Typically, sellers will see the highest level of showing and previewing activity in the first two weeks of market time. The challenge, then, is for sellers to price their property precisely where it meets is prospective buyer’s expectations at their highest level. To illustrate my point, let’s use a listing price of $450,000 as our benchmark. The (Seattle market, slightly above median price range) house, a 1750 square foot mid- century rambler is in a residential neighborhood, has been updated in the last decade and is desirably configured with three bedrooms, 1.75 bath and one car garage. It sits on a comfortable 7,500 square foot lot and offers easy access to local amenities. Assuming a balanced or seller’s market which we have enjoyed for several years, the well-priced house is likely to sell at or above its listing price. However, despite the fact ours is amongst the top housing markets in the country today, there has been a tremendous increase in active inventory relative to this time last year and it’s having an effect on pricing. How then, do you counsel your clients when pricing conditions are fluctuating unpredictably?
When I conduct a listing presentation for new clients, I diagram for them the first few weeks of market time like this.
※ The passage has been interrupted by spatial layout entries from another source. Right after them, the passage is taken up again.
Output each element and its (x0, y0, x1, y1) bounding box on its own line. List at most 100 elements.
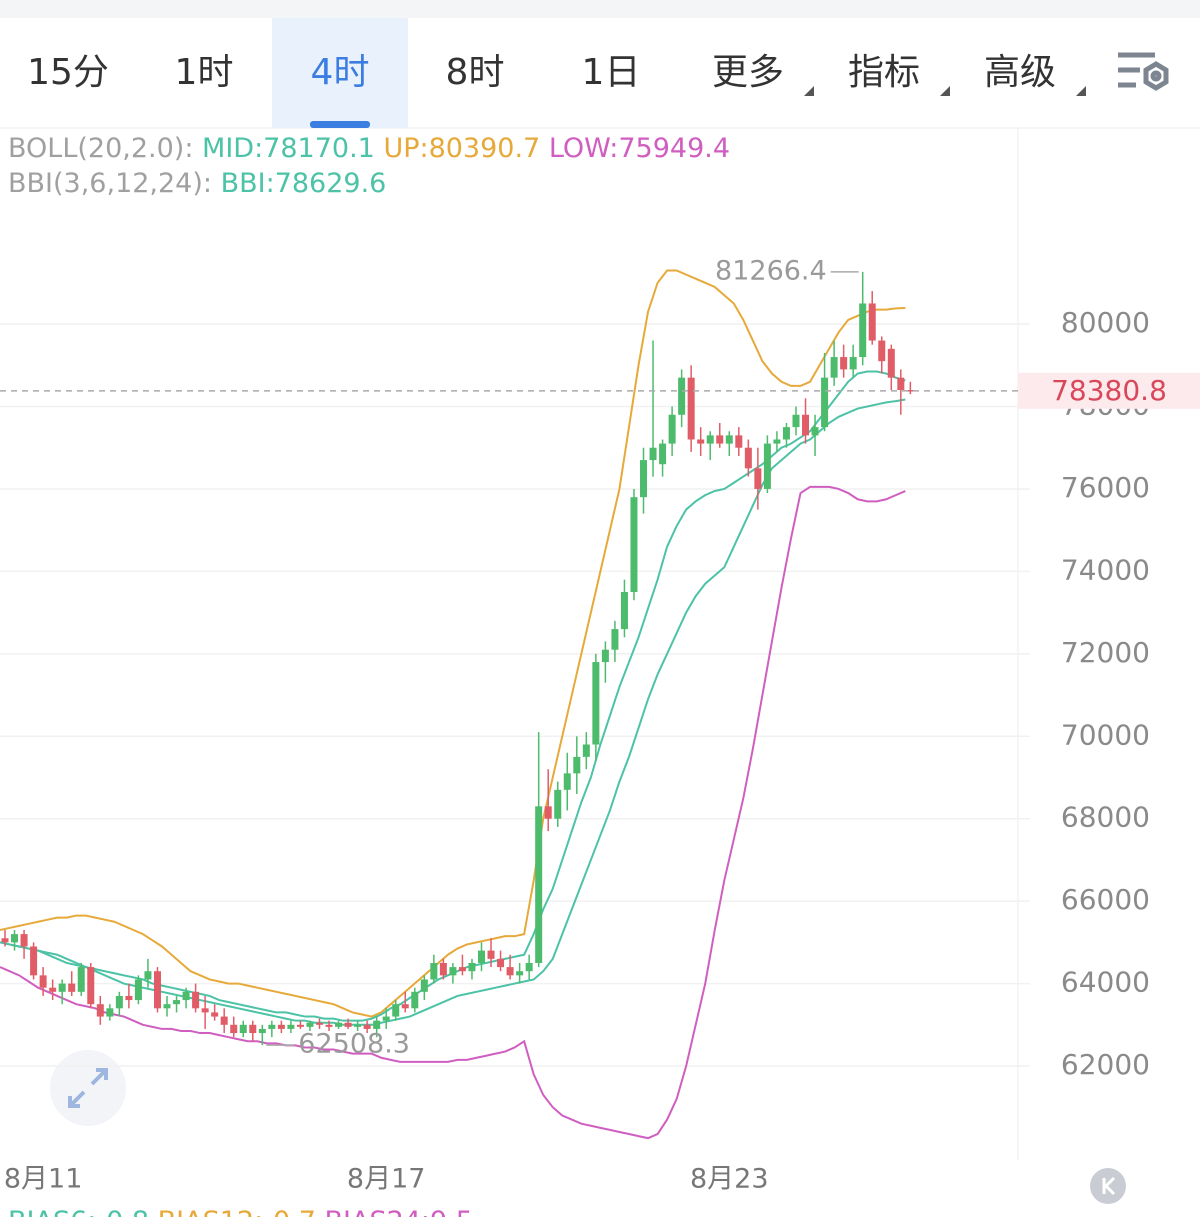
tab-label[interactable]: 更多 (712, 52, 784, 93)
status-strip (0, 0, 1200, 18)
icon-dot (1150, 70, 1162, 82)
candle-body (220, 1016, 228, 1025)
y-tick-label: 80000 (1061, 306, 1150, 339)
candle-body (687, 377, 695, 440)
candle-body (630, 497, 638, 592)
candle-body (659, 443, 667, 465)
tab-label[interactable]: 8时 (446, 52, 505, 93)
candle-body (344, 1022, 352, 1027)
icon-hex (1143, 61, 1169, 91)
collapse-button[interactable] (1090, 1168, 1126, 1204)
candle-body (144, 971, 152, 980)
candle-body (697, 439, 705, 444)
tab-dropdown-mark (1076, 86, 1086, 96)
candle-body (611, 629, 619, 650)
candle-body (535, 806, 543, 963)
candle-body (354, 1024, 362, 1027)
candle-body (77, 967, 85, 992)
candle-body (449, 967, 457, 976)
min-label: 62508.3 (298, 1029, 410, 1060)
candle-body (478, 950, 485, 963)
candle-body (763, 443, 771, 489)
tab-label[interactable]: 15分 (27, 52, 109, 93)
expand-arrows (68, 1068, 108, 1108)
candle-body (516, 971, 524, 976)
legend-entry: MID:78170.1 (202, 133, 375, 164)
tab-label[interactable]: 1日 (582, 52, 641, 93)
candle-body (811, 427, 819, 436)
candle-body (20, 934, 28, 947)
candle-body (620, 591, 628, 630)
tab-label[interactable]: 4时 (311, 52, 370, 93)
candle-body (735, 435, 743, 448)
candle-body (239, 1024, 247, 1034)
bias-entry: BIAS24:9.5 (324, 1206, 473, 1217)
candle-body (401, 1004, 409, 1009)
candle-body (30, 946, 38, 976)
candle-body (230, 1024, 238, 1034)
y-tick-label: 70000 (1061, 718, 1150, 751)
tab-indicator (310, 121, 370, 128)
bias-row: BIAS6:-0.8 BIAS12:-0.7 BIAS24:9.5 (8, 1206, 473, 1217)
y-tick-label: 72000 (1061, 636, 1150, 669)
legend-entry: UP:80390.7 (383, 133, 540, 164)
tab-label[interactable]: 高级 (984, 52, 1056, 93)
x-tick-label: 8月11 (4, 1164, 83, 1195)
candle-body (830, 357, 838, 378)
candle-body (849, 357, 857, 370)
legend-entry: BBI:78629.6 (221, 168, 387, 199)
candle-body (887, 348, 895, 378)
candle-body (335, 1022, 343, 1027)
y-tick-label: 64000 (1061, 966, 1150, 999)
candle-body (268, 1024, 276, 1029)
current-price-label: 78380.8 (1051, 374, 1167, 407)
legend-title: BOLL(20,2.0): (8, 133, 193, 164)
candle-body (134, 979, 142, 1001)
candle-body (58, 983, 66, 992)
candle-body (173, 1000, 181, 1005)
candle-body (640, 460, 648, 498)
tab-label[interactable]: 指标 (848, 52, 920, 93)
candle-body (725, 435, 733, 444)
candle-body (592, 662, 600, 745)
candle-body (153, 971, 161, 1009)
candle-body (192, 991, 200, 1009)
candle-body (325, 1024, 333, 1027)
candle-body (1, 938, 9, 943)
settings-icon[interactable] (1118, 52, 1169, 91)
tab-label[interactable]: 1时 (175, 52, 234, 93)
candle-body (439, 962, 447, 976)
legend-row: BBI(3,6,12,24): BBI:78629.6 (8, 168, 386, 199)
expand-button[interactable] (50, 1050, 126, 1126)
candle-body (582, 744, 590, 757)
candle-body (430, 962, 438, 980)
candle-body (487, 950, 495, 959)
tab-selected-bg (272, 18, 408, 128)
candle-body (87, 967, 95, 1005)
candle-body (163, 1004, 171, 1009)
candle-body (878, 340, 886, 362)
y-tick-label: 68000 (1061, 801, 1150, 834)
bias-entry: BIAS12:-0.7 (158, 1206, 316, 1217)
candle-body (249, 1024, 257, 1034)
candle-body (258, 1028, 266, 1034)
candle-body (277, 1024, 285, 1029)
tab-dropdown-mark (804, 86, 814, 96)
candle-body (96, 1004, 104, 1017)
candle-body (744, 447, 752, 469)
candle-body (754, 468, 762, 489)
candle-body (373, 1020, 381, 1029)
candle-body (125, 995, 133, 1001)
candle-body (287, 1024, 295, 1029)
candle-body (859, 303, 867, 358)
bias-entry: BIAS6:-0.8 (8, 1206, 149, 1217)
candle-body (525, 962, 533, 972)
candle-body (411, 991, 419, 1009)
expand-bg (50, 1050, 126, 1126)
candle-body (39, 975, 47, 988)
candle-body (563, 773, 571, 790)
candle-body (678, 377, 686, 415)
candle-body (668, 414, 676, 444)
candle-body (363, 1024, 371, 1029)
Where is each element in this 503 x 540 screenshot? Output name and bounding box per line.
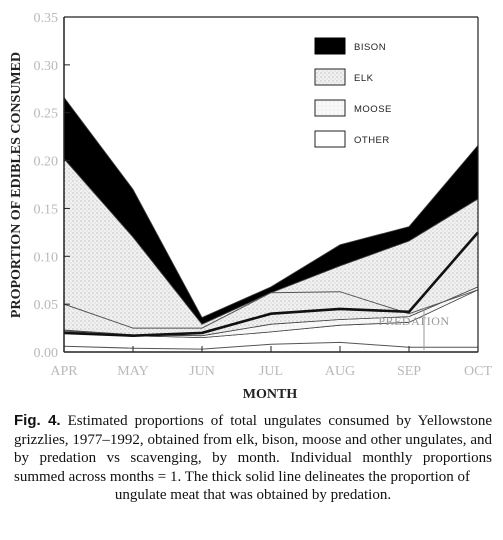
legend-label-bison: BISON: [354, 42, 386, 53]
legend-label-elk: ELK: [354, 73, 374, 84]
y-tick-label: 0.35: [34, 11, 59, 26]
caption-line-1: Estimated proportions of total ungulates…: [67, 413, 412, 429]
caption-line-3: moose and other ungulates, and by predat…: [14, 431, 492, 467]
y-tick-label: 0.00: [34, 346, 59, 361]
y-tick-label: 0.05: [34, 298, 59, 313]
x-tick-label: OCT: [464, 364, 492, 379]
caption-line-2: Yellowstone grizzlies, 1977–1992, obtain…: [14, 413, 492, 448]
figure-caption: Fig. 4. Estimated proportions of total u…: [14, 412, 492, 505]
x-tick-label: SEP: [397, 364, 421, 379]
legend-label-other: OTHER: [354, 135, 390, 146]
caption-line-5: months = 1. The thick solid line delinea…: [109, 468, 471, 485]
legend-swatch-other: [314, 130, 346, 148]
x-tick-label: MAY: [117, 364, 148, 379]
legend-label-moose: MOOSE: [354, 104, 392, 115]
x-ticks: APR MAY JUN JUL AUG SEP OCT: [50, 346, 492, 379]
legend-swatch-moose: [314, 99, 346, 117]
y-tick-label: 0.10: [34, 250, 59, 265]
x-tick-label: AUG: [325, 364, 355, 379]
y-tick-label: 0.20: [34, 155, 59, 170]
predation-label: PREDATION: [378, 314, 449, 328]
predation-annotation: PREDATION: [378, 307, 449, 351]
inner-line-1: [63, 289, 479, 329]
caption-line-6: ungulate meat that was obtained by preda…: [114, 487, 392, 503]
legend-swatch-elk: [314, 68, 346, 86]
chart: 0.00 0.05 0.10 0.15 0.20 0.25 0.30 0.35 APR MAY J…: [9, 11, 492, 402]
y-tick-label: 0.25: [34, 107, 59, 122]
legend-swatch-bison: [314, 37, 346, 55]
caption-label: Fig. 4.: [14, 412, 61, 429]
x-tick-label: JUL: [259, 364, 283, 379]
predation-line: [63, 231, 479, 338]
y-ticks: 0.00 0.05 0.10 0.15 0.20 0.25 0.30 0.35: [34, 11, 70, 361]
x-tick-label: APR: [50, 364, 78, 379]
y-axis-title: PROPORTION OF EDIBLES CONSUMED: [9, 52, 24, 318]
y-tick-label: 0.15: [34, 202, 59, 217]
x-tick-label: JUN: [189, 364, 215, 379]
caption-line-4: by month. Individual monthly proportions…: [14, 450, 492, 485]
legend: BISON ELK MOOSE OTHER: [314, 37, 392, 148]
y-tick-label: 0.30: [34, 59, 59, 74]
x-axis-title: MONTH: [243, 387, 298, 402]
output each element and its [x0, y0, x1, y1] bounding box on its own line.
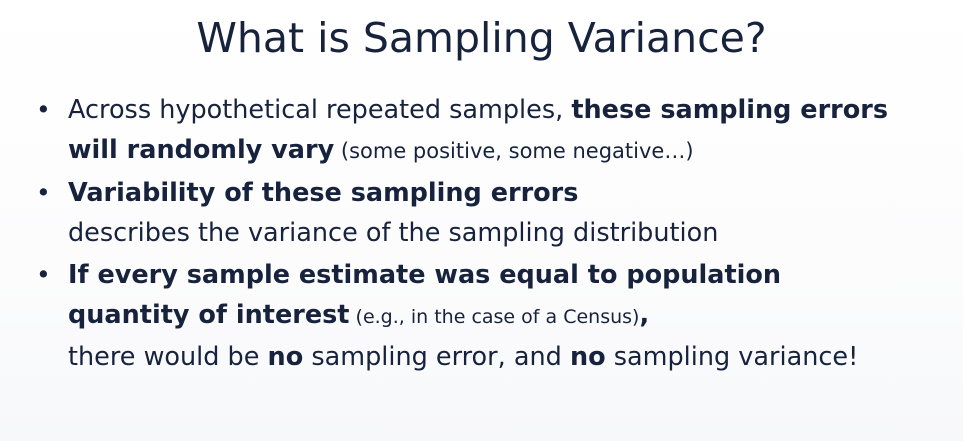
bullet-text: sampling variance!: [605, 342, 859, 372]
bullet-emphasis: no: [569, 342, 606, 372]
bullet-emphasis: will randomly vary: [68, 135, 335, 165]
bullet-icon: •: [36, 260, 51, 289]
bullet-emphasis: no: [267, 342, 304, 372]
bullet-text: Across hypothetical repeated samples,: [68, 95, 572, 125]
bullet-line: Variability of these sampling errors: [68, 173, 956, 213]
bullet-line: describes the variance of the sampling d…: [68, 213, 956, 253]
bullet-aside: (some positive, some negative…): [334, 139, 694, 163]
bullet-icon: •: [36, 95, 51, 124]
bullet-line: If every sample estimate was equal to po…: [68, 255, 956, 295]
bullet-text: describes the variance of the sampling d…: [68, 218, 719, 248]
bullet-emphasis: Variability of these sampling errors: [68, 178, 579, 208]
bullet-text: sampling error, and: [303, 342, 570, 372]
bullet-item-census: • If every sample estimate was equal to …: [36, 255, 956, 377]
bullet-list: • Across hypothetical repeated samples, …: [36, 90, 956, 379]
bullet-text: there would be: [68, 342, 268, 372]
bullet-emphasis: these sampling errors: [571, 95, 889, 125]
bullet-item-repeated-samples: • Across hypothetical repeated samples, …: [36, 90, 956, 171]
bullet-punctuation: ,: [639, 300, 650, 330]
bullet-item-variability: • Variability of these sampling errors d…: [36, 173, 956, 253]
bullet-line: Across hypothetical repeated samples, th…: [68, 90, 956, 130]
bullet-icon: •: [36, 178, 51, 207]
bullet-emphasis: quantity of interest: [68, 300, 350, 330]
bullet-emphasis: If every sample estimate was equal to po…: [68, 260, 782, 290]
bullet-aside: (e.g., in the case of a Census): [349, 306, 640, 328]
bullet-line: will randomly vary (some positive, some …: [68, 130, 956, 171]
bullet-line: there would be no sampling error, and no…: [68, 337, 956, 377]
bullet-line: quantity of interest (e.g., in the case …: [68, 295, 956, 337]
slide-title: What is Sampling Variance?: [196, 14, 767, 62]
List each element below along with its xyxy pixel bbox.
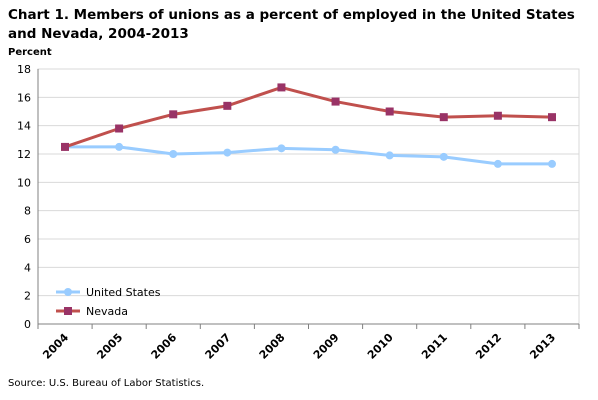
legend: United States Nevada [56,286,161,318]
legend-marker-united-states [64,288,72,296]
y-tick-label: 4 [24,261,31,274]
data-point-nevada [277,83,286,92]
data-point-united-states [331,145,340,154]
x-tick-label: 2008 [257,331,288,362]
series-line-united-states [65,145,552,166]
y-tick-label: 8 [24,205,31,218]
legend-marker-nevada [64,307,72,315]
series-group [61,83,556,168]
x-tick-label: 2011 [419,331,450,362]
legend-label-united-states: United States [86,286,161,299]
y-tick-label: 2 [24,290,31,303]
data-point-nevada [61,142,69,151]
data-point-united-states [277,144,286,153]
data-point-united-states [223,148,232,157]
y-tick-label: 12 [17,148,31,161]
data-point-nevada [331,97,340,106]
chart-title: Chart 1. Members of unions as a percent … [8,7,575,42]
x-tick-label: 2004 [40,331,71,362]
data-point-united-states [115,142,124,151]
gridlines [38,68,579,297]
y-tick-label: 6 [24,233,31,246]
data-point-united-states [169,150,178,158]
data-point-united-states [493,159,502,168]
y-tick-labels: 0 2 4 6 8 10 12 14 16 18 [17,63,31,331]
x-tick-label: 2005 [94,331,125,362]
y-tick-label: 18 [17,63,31,76]
data-point-nevada [115,124,124,133]
data-point-nevada [439,113,448,122]
x-tick-label: 2007 [203,331,234,362]
y-tick-label: 0 [24,318,31,331]
data-point-united-states [548,159,556,168]
data-point-united-states [439,152,448,161]
data-point-nevada [493,111,502,120]
y-tick-label: 16 [17,91,31,104]
x-tick-label: 2012 [473,331,504,362]
axes [37,68,580,329]
data-point-united-states [385,151,394,160]
legend-label-nevada: Nevada [86,305,128,318]
data-point-nevada [169,110,178,119]
data-point-nevada [385,107,394,116]
data-point-nevada [223,101,232,110]
source-note: Source: U.S. Bureau of Labor Statistics. [8,378,205,389]
x-tick-labels: 2004 2005 2006 2007 2008 2009 2010 2011 2012 2013 [40,331,558,362]
series-line-nevada [64,85,553,149]
y-tick-label: 14 [17,120,31,133]
y-axis-label: Percent [8,47,52,58]
y-tick-label: 10 [17,176,31,189]
x-tick-label: 2010 [365,331,396,362]
x-tick-label: 2013 [527,331,558,362]
x-tick-label: 2006 [148,331,179,362]
x-tick-label: 2009 [311,331,342,362]
data-point-nevada [548,113,556,122]
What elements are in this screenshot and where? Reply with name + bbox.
Imagine a graph with the vertical line representing price, the horizontal market time. Market data indicates the home is well-priced at 450K, yet my clients want to try it at 470K because, over the last few years, inventory has moved briskly and they “need” their price. On the graph’s price line, I indicate for them the two prices, 450K and 470K. From the 450K mark, I draw a horizontal line extending out a couple of weeks, perhaps more, after which it begins its slow descent towards the 440K, 430K mark, etc. I also draw a line from the 470K mark in the same horizontal direction. Only, after a similar period, it makes a precipitous drop, actually passing the other line to a lower price point. I shade in the gap between the two lines. (Remember, this is theory only and each market has its unique dynamic, so time and dollar amount will differ accordingly.)
I detail for my clients how today’s buyers spend much of their time familiarizing themselves with inventory on-line before even contacting an agent and that they are apt to be very well-informed when entering the market place. Furthermore, good agents stay on top of market pricing by touring and previewing new inventory on a regular basis. The risk to the seller then is this. If they price their home too high, buyers who can afford it won’t see it because it’s not appearing on their radar or their agent isn’t including it in showing tours. Furthermore, buyers who are in the 470K range are using the home as a means of comparison to other similarly priced properties which they find offer more in terms of square footage, updates, location, etc. Thus, they are using my client’s home to justify purchase of another one. I explain to them further that, once agents and consumers have become familiar with the property and now consider it priced too high, it becomes “shop warn”, the message being there must be something wrong with it. And so, the pricing chase begins. With a few more weeks on the market, and several price drops later, the house is now priced below 450K where it would have likely sold originally. Not only did the seller not realize their original goal of attracting the best qualified buyers, they leaving money on the table ultimately.
I make it a practice in my business not to take on clients whose pricing expectations differ dramatically from what market data is revealing. Certainly, there are agents in every market who will list a house at whatever price the seller determines, knowing full well market forces will drive down the price ultimately. The upside for the agent is a sign in a seller’s front yard which can be leveraged for marketing and further business. Personally, I think this is a bad strategy as agents can and do develop reputations for poor business conduct. Furthermore, the referral-based business I run is built on strong results and client satisfaction. I prefer not to spend my marketing dollars on a property whose seller maintains unrealistic pricing expectations. After all, my compensation comes when the deal closes, not before and I certainly am not in the habit of throwing good money after bad.In taking time to educate your client thoroughly, you protect not only their interests but your own as well.